Abstract
Bacteriophages/Phages are viruses that infect and replicate within bacteria and archaea. Antibiotic resistance is one of the biggest threats to global health. The therapeutic use of bacteriophages provides another potential solution for solving antibiotic resistance. To develop phage therapies, the identification of phages from metagenome sequences is the fundamental step. Currently, several methods have been developed for identifying phages. These methods can be categorized into two types: database-based methods and alignmentfree methods. The database-based approach, such as VIBRANT, utilizes existing databases and compares sequence similarity between candidates and those in the databases. The alignment-free method, such as Seeker and DeepVirFinder, uses deep learning models to directly predict phages based on nucleotide sequences. Both approaches have their advantages and disadvantages.

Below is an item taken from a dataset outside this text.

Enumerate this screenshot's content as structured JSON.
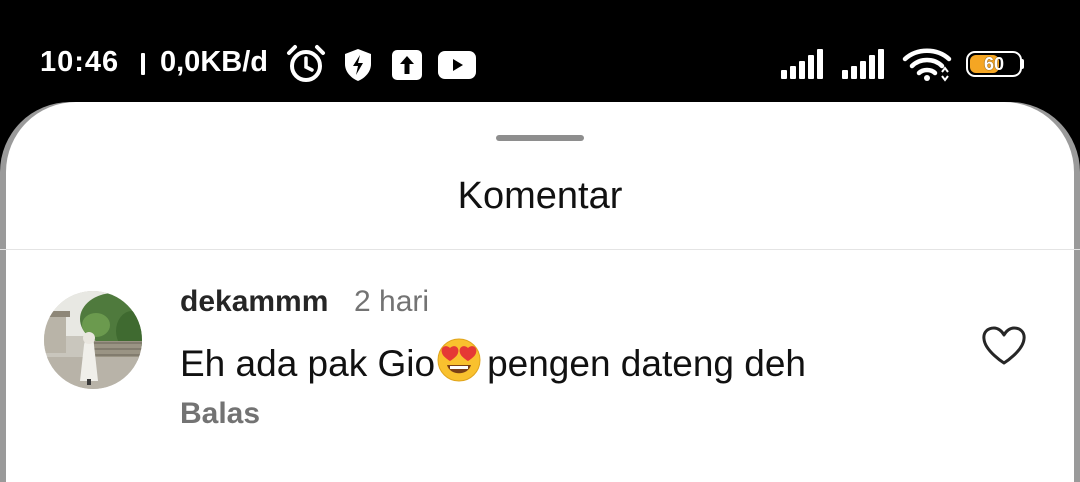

In this work, we propose using a deep representation learning model with pre-training to integrate the database-based and non-alignment-based methods (we call it INHERIT). The pre-training is used as an alternative way for acquiring knowledge representations from existing databases, while the BERT-style deep learning framework retains the advantage of alignment-free methods. We compared the proposed method with VIBRANT and Seeker on a third-party benchmark dataset. Our experiments show that INHERIT achieves better performance than the database-based approach and the alignment-free method, with the best F1-score of 0.9868. Meanwhile, we demonstrated that using pre-trained models helps to improve the non-alignment deep learning model further.
Competing Interest Statement
The authors have declared no competing interest.